Cancer Diagnosis & Prognosis
Received 10 March 2023 |
Revised 29 May 2023 |
Accepted 22 March 2023
Dr. Kyuichi Kadota, MD, Department of Pathology, Faculty of Medicine, Shimane University, 89-1, Enya, Izumo, Shimane 693-8501, Japan. Tel: +81 853202143, Fax: +81 853202144, email: firstname.lastname@example.org
Background/Aim: The interleukin (IL)-33/suppression of tumorigenicity 2 (ST2) pathway promotes cancer development and remodels the tumor microenvironment. However, the role of tumoral ST2 expression remains controversial in some solid malignancies. In this study, we have investigated the clinicopathological and prognostic relevance of tumoral ST2 expression in patients with resected pancreatic carcinoma after neoadjuvant chemoradiotherapy. Patients and Methods: We analyzed data from 76 patients with surgically resected pancreatic ductal adenocarcinoma after neoadjuvant chemoradiotherapy, between 2009 and 2018. Tissue microarrays were constructed and immunohistochemical analysis was performed for ST2. Associations between variables were analyzed using chi-square tests.
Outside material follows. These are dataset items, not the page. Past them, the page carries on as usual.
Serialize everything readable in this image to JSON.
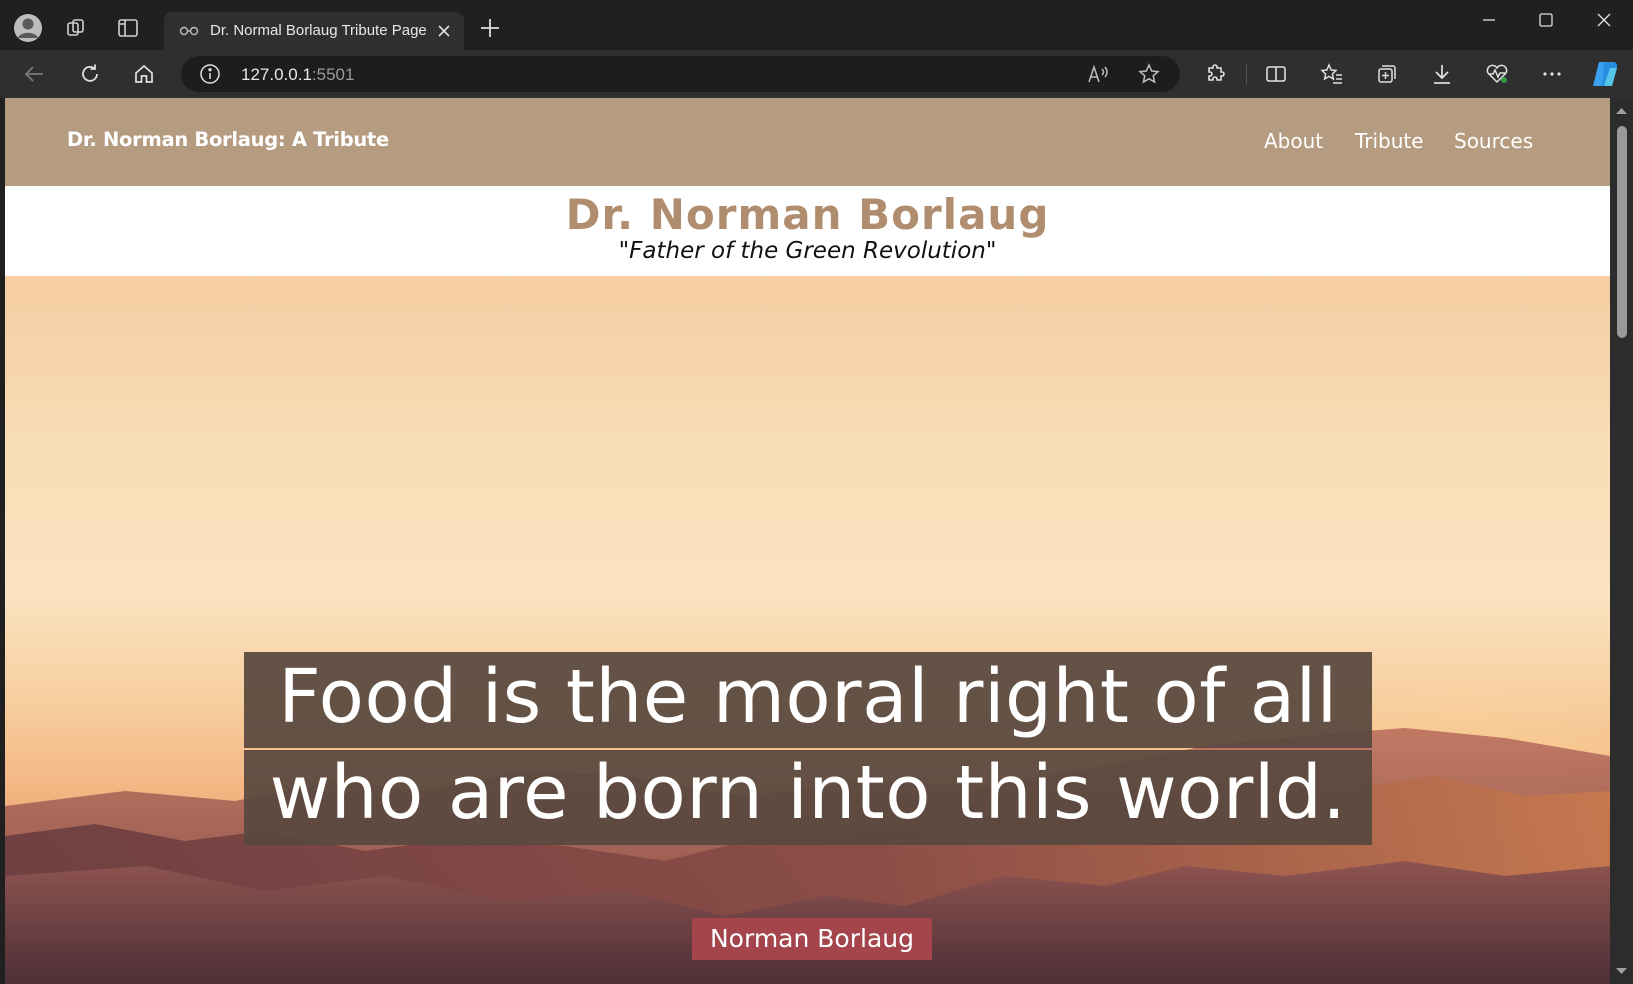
{
  "browser": {
    "tab_title": "Dr. Normal Borlaug Tribute Page",
    "address_host": "127.0.0.1",
    "address_port": ":5501"
  },
  "page": {
    "brand": "Dr. Norman Borlaug: A Tribute",
    "nav": [
      "About",
      "Tribute",
      "Sources"
    ],
    "title": "Dr. Norman Borlaug",
    "subtitle": "\"Father of the Green Revolution\"",
    "quote_lines": [
      "Food is the moral right of all",
      "who are born into this world."
    ],
    "quote_author": "Norman Borlaug"
  },
  "colors": {
    "nav_bg": "#b59b80",
    "title_color": "#b08d6e",
    "author_badge": "#a4444b",
    "quote_box": "#58483e"
  },
  "icons": {
    "titlebar": [
      "profile-icon",
      "workspaces-icon",
      "vertical-tabs-icon",
      "new-tab-icon"
    ],
    "toolbar": [
      "back-icon",
      "refresh-icon",
      "home-icon",
      "site-info-icon",
      "read-aloud-icon",
      "favorite-star-icon",
      "extensions-icon",
      "split-screen-icon",
      "favorites-icon",
      "collections-icon",
      "downloads-icon",
      "browser-essentials-icon",
      "more-icon",
      "copilot-icon"
    ]
  }
}
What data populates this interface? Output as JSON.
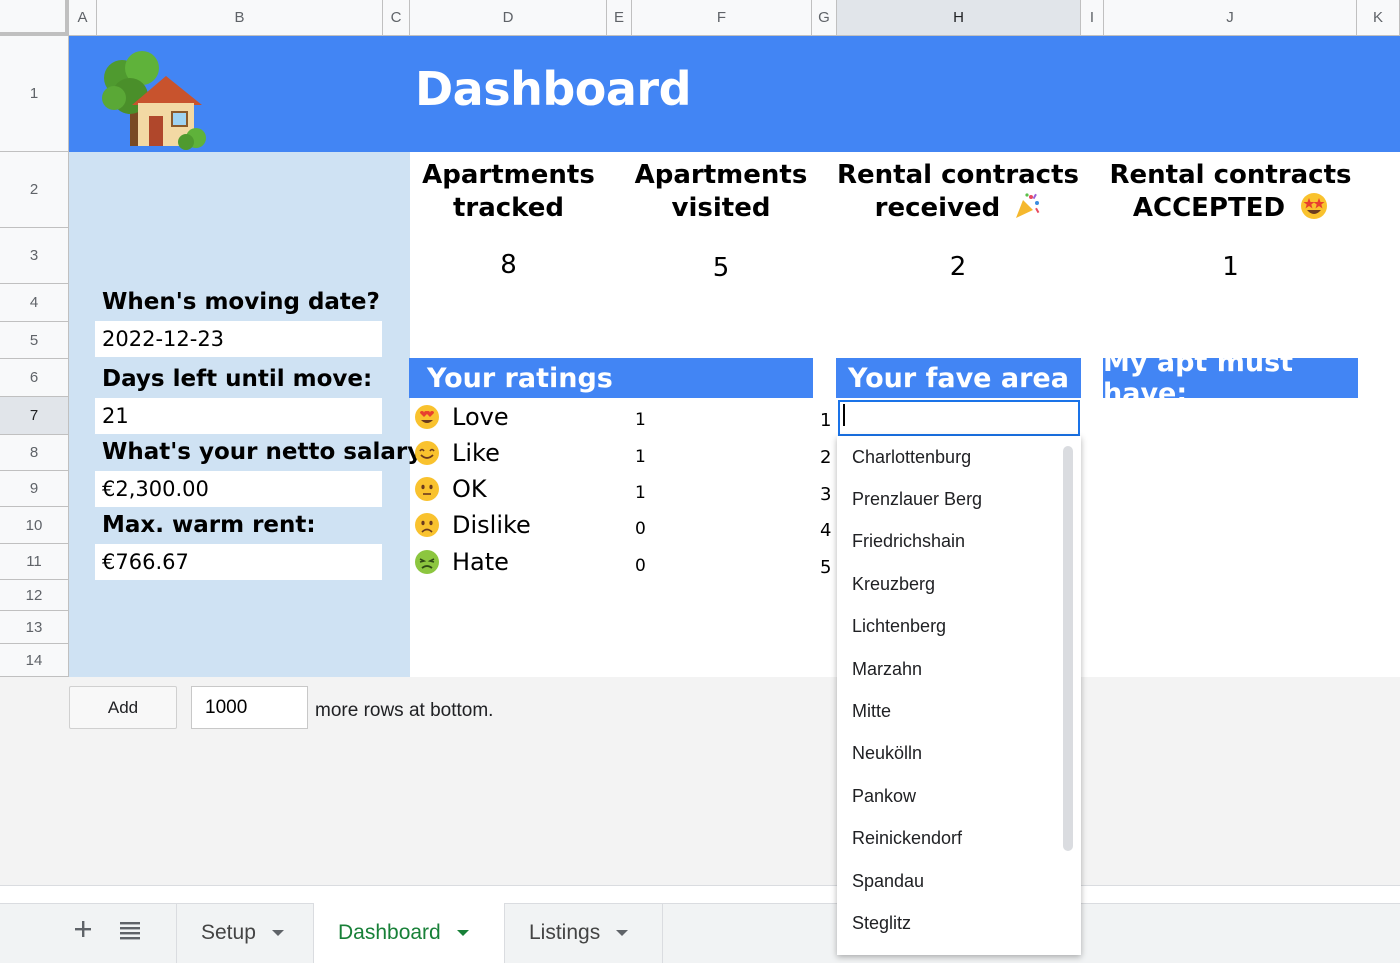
{
  "columns": [
    "A",
    "B",
    "C",
    "D",
    "E",
    "F",
    "G",
    "H",
    "I",
    "J",
    "K"
  ],
  "rows": [
    "1",
    "2",
    "3",
    "4",
    "5",
    "6",
    "7",
    "8",
    "9",
    "10",
    "11",
    "12",
    "13",
    "14"
  ],
  "selected_column": "H",
  "selected_row": "7",
  "dashboard": {
    "title": "Dashboard",
    "logo_icon": "house-with-tree-icon",
    "banner_color": "#4285f4",
    "panel_color": "#cfe2f3"
  },
  "left_panel": {
    "moving_date_label": "When's moving date?",
    "moving_date_value": "2022-12-23",
    "days_left_label": "Days left until move:",
    "days_left_value": "21",
    "salary_label": "What's your netto salary?",
    "salary_value": "€2,300.00",
    "max_rent_label": "Max. warm rent:",
    "max_rent_value": "€766.67"
  },
  "stats": {
    "tracked": {
      "line1": "Apartments",
      "line2": "tracked",
      "value": "8"
    },
    "visited": {
      "line1": "Apartments",
      "line2": "visited",
      "value": "5"
    },
    "received": {
      "line1": "Rental contracts",
      "line2": "received",
      "emoji": "party-popper-icon",
      "value": "2"
    },
    "accepted": {
      "line1": "Rental contracts",
      "line2": "ACCEPTED",
      "emoji": "star-struck-icon",
      "value": "1"
    }
  },
  "ratings": {
    "header": "Your ratings",
    "items": [
      {
        "label": "Love",
        "count": "1",
        "num": "1",
        "icon": "heart-eyes-icon"
      },
      {
        "label": "Like",
        "count": "1",
        "num": "2",
        "icon": "smiling-face-icon"
      },
      {
        "label": "OK",
        "count": "1",
        "num": "3",
        "icon": "neutral-face-icon"
      },
      {
        "label": "Dislike",
        "count": "0",
        "num": "4",
        "icon": "frowning-face-icon"
      },
      {
        "label": "Hate",
        "count": "0",
        "num": "5",
        "icon": "nauseated-face-icon"
      }
    ]
  },
  "fave_area": {
    "header": "Your fave area",
    "input_value": "",
    "options": [
      "Charlottenburg",
      "Prenzlauer Berg",
      "Friedrichshain",
      "Kreuzberg",
      "Lichtenberg",
      "Marzahn",
      "Mitte",
      "Neukölln",
      "Pankow",
      "Reinickendorf",
      "Spandau",
      "Steglitz"
    ]
  },
  "must_have": {
    "header": "My apt must have:"
  },
  "add_rows": {
    "button_label": "Add",
    "count_value": "1000",
    "suffix": "more rows at bottom."
  },
  "sheet_tabs": {
    "add_icon": "plus-icon",
    "list_icon": "all-sheets-icon",
    "tabs": [
      {
        "label": "Setup",
        "active": false
      },
      {
        "label": "Dashboard",
        "active": true
      },
      {
        "label": "Listings",
        "active": false
      }
    ]
  }
}
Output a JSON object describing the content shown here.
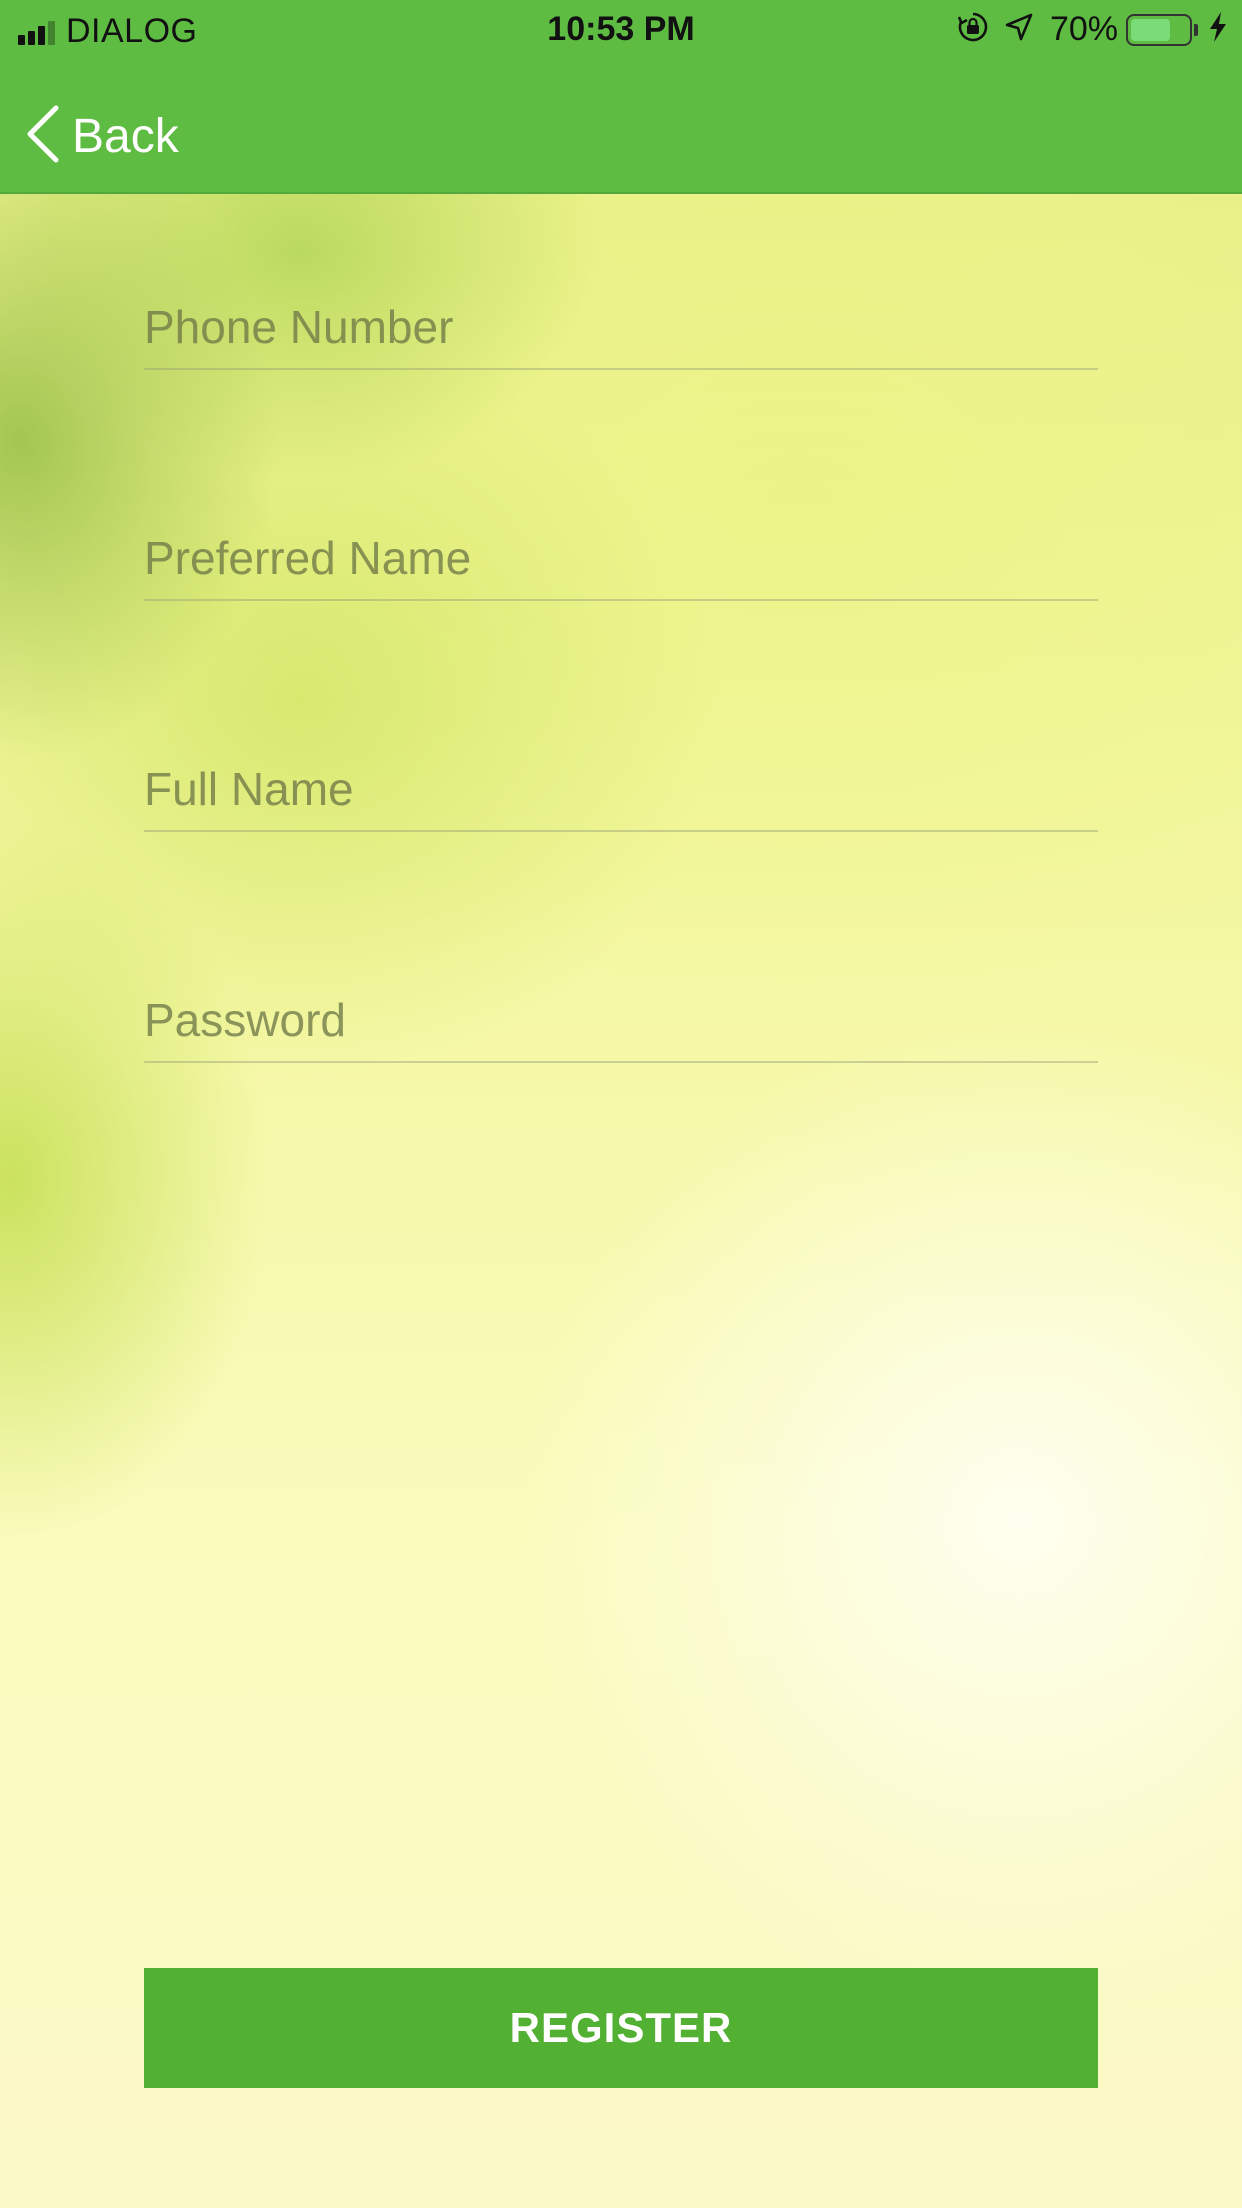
{
  "status_bar": {
    "carrier": "DIALOG",
    "time": "10:53 PM",
    "battery_percent": "70%",
    "battery_level": 0.7,
    "icons": [
      "signal-icon",
      "rotation-lock-icon",
      "location-arrow-icon",
      "battery-icon",
      "charging-bolt-icon"
    ]
  },
  "nav": {
    "back_label": "Back",
    "back_icon": "chevron-left-icon",
    "bar_color": "#5fbc43"
  },
  "form": {
    "phone": {
      "placeholder": "Phone Number",
      "value": ""
    },
    "preferred_name": {
      "placeholder": "Preferred Name",
      "value": ""
    },
    "full_name": {
      "placeholder": "Full Name",
      "value": ""
    },
    "password": {
      "placeholder": "Password",
      "value": ""
    }
  },
  "register": {
    "label": "REGISTER",
    "color": "#52b032"
  }
}
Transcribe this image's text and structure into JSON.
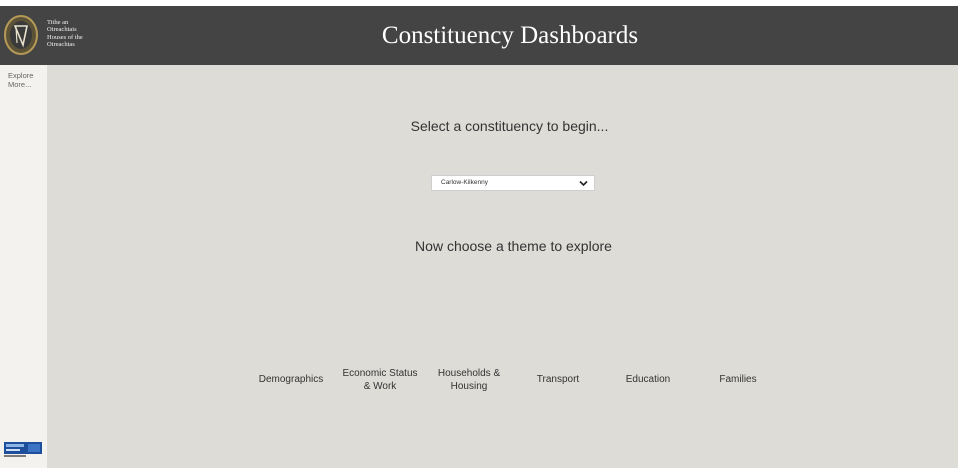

Disease-specific survival (DSS) and disease-free survival (DFS) were analyzed using log-rank tests. Results: High expression of ST2, which was observed in 43 patients (57%), was more frequent in patients with high T status (p=0.002), lymphatic invasion (p=0.049), and ≤50% of tumor cells destroyed by chemoradiotherapy (p=0.043; Evans grade I-IIA vs. IIB). In stage I patients, DFS was significantly lower in patients with high ST2 expression (median, 10.6 months) than in those with low ST2 expression (median, 43.4 months; p=0.046). Conclusion: High tumoral ST2 expression is associated with high T status, lymphatic invasion, and lower histopathological response grade in patients with pancreatic carcinoma after neoadjuvant chemoradiotherapy.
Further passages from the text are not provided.